Abu Obeida, masked spokesman for the Ezzedine Al-Qassam Brigades, echoed his leader's proclamation that the 22-day operation was a "divine victory" for Hamas.

The movement lost only 48 fighters, the spokesman said, after Israel reported killing more than 500 Hamas members during Operation Cast Lead. He also claimed Israel lost "at least 80 soldiers" in the fighting. The Jewish state listed 10 soldiers killed.

Gaza medics said more than 1,300 Palestinians have died.

Abu Obeida underlined that Hamas' own ceasefire would last only a week unless Israel fully withdrew troops from Gaza.

"We have given the Zionist enemy one week to pull out of the Gaza Strip, failing which we will pursue the resistance," he said.

"Our arsenal of rockets has not been affected and we continued to fire them during the war without interruption. We are still able to launch them and, thanks be to God, our rockets will strike other targets," in Israel.

Israel's efforts, backed by the United States and European leaders, to prevent Hamas from re-arming, would also fail, Abu Obeida said.

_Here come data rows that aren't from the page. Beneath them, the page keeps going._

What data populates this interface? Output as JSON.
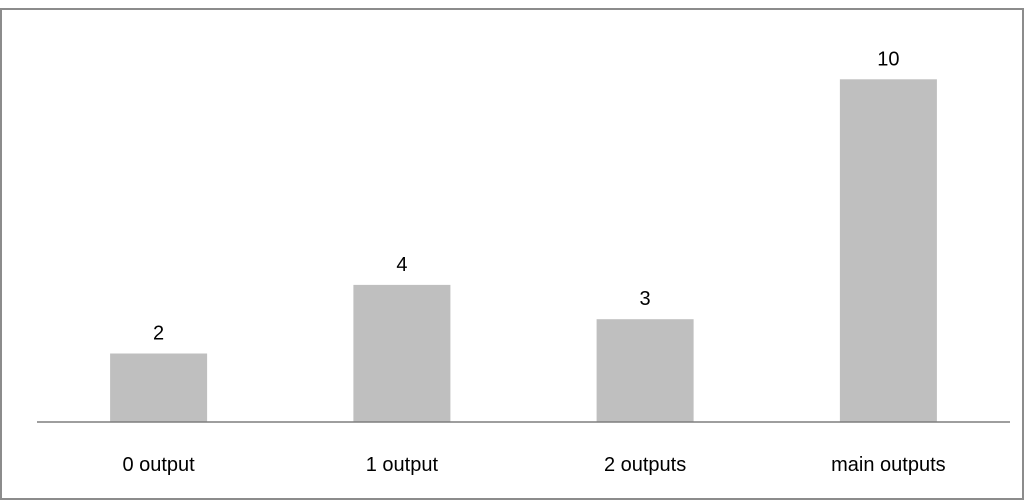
{
  "chart_data": {
    "type": "bar",
    "title": "",
    "xlabel": "",
    "ylabel": "",
    "categories": [
      "0 output",
      "1 output",
      "2 outputs",
      "main outputs"
    ],
    "values": [
      2,
      4,
      3,
      10
    ],
    "data_labels": [
      "2",
      "4",
      "3",
      "10"
    ],
    "ylim": [
      0,
      11
    ],
    "grid": false,
    "legend": "none",
    "bar_color": "#bfbfbf"
  }
}
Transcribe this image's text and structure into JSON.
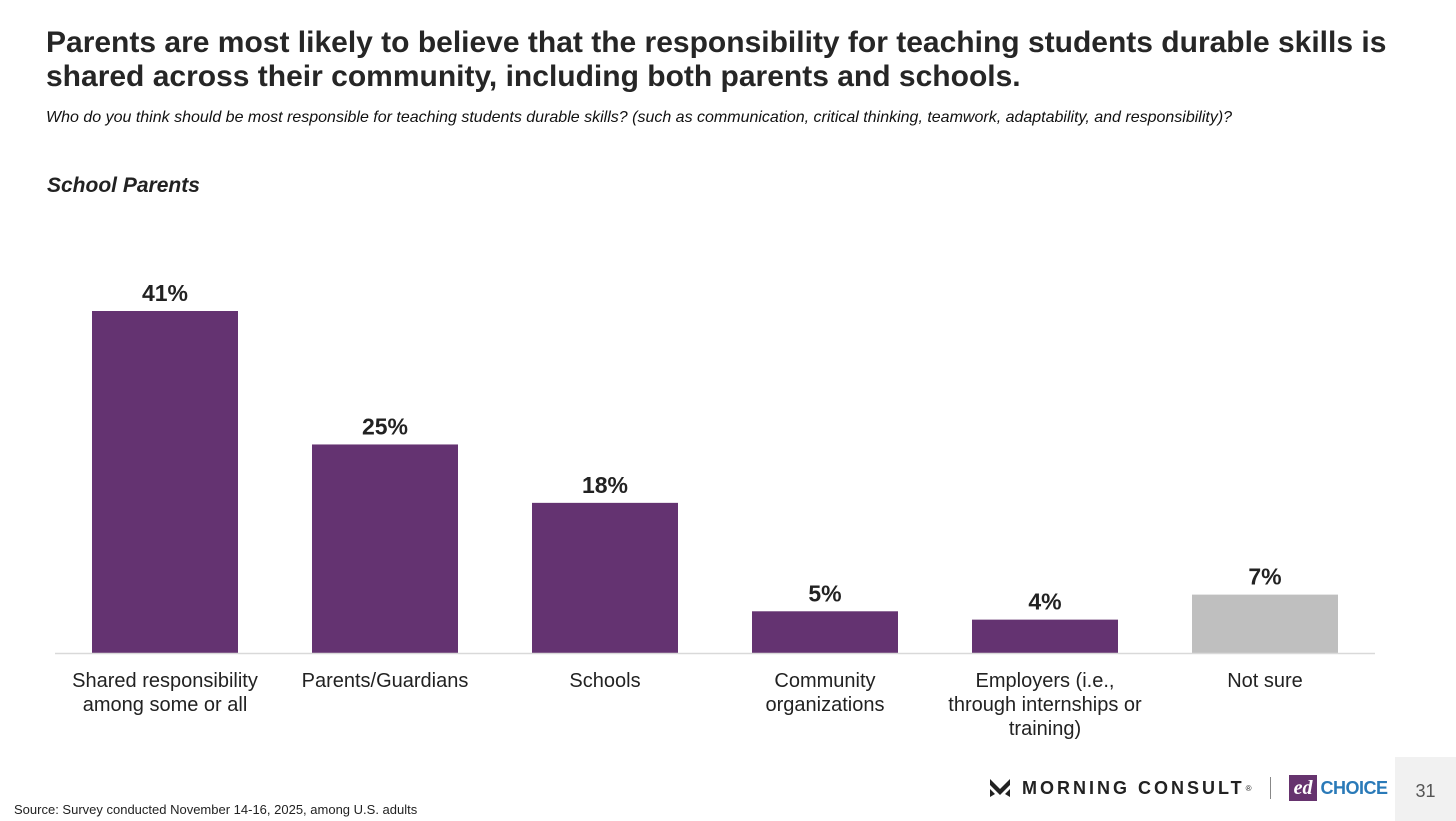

"Let them do what they want. Bringing in weapons for the resistance and making them is our mission and we know full well how to acquire weapons.

"What we lost during this war in terms of military capability is small and we managed to compensate for most of it even before the war ended."

Iranian President Mahmoud Ahmadinejad congratulated Hamas on "victory" while at an Arab summit in Kuwait City, Syrian President Bashar al-Assad called for Israel to be branded a terrorist state.

"Arabs should declare an unequivocal support for the Palestinian resistance ... I call on the Arab summit to officially declare Israel as a terrorist state for the crime it did in Gaza," Assad said.

"Ceasefire does not mean the end of aggression as the invading forces are still in Gaza."

Kuwait's Emir Sheikh Sabah al-Ahmad al-Sabah opened the meeting with a call for collective Arab measures and "practical steps to stabilise the ceasefire" while Saudi King Abdullah bin Abdulaziz announced the donation of one billion dollars for the reconstruction of the battered Gaza Strip.

Amid the lull, Israel agreed to let nearly 200 trucks loaded with humanitarian aid into Gaza and to supply 400,000 litres of fuel to the territory, an official said.

A total of 40,000 tonnes of food and medicines had been transported into Gaza since the offensive began, military administration spokesman Major Peter Lerner said.

European leaders who had travelled to Israel after attending a summit in Egypt urged the Jewish state to follow up the ceasefire by completely withdrawing troops and opening the territory's border crossings.

French President Nicolas Sarkozy called for a major international conference to "allow us to establish peace this year."

Israel's decision to call a unilateral ceasefire in its war on Hamas came after it won pledges from Washington and Cairo to help prevent arms smuggling into the Gaza Strip -- a task in which Europe has also pledged to help.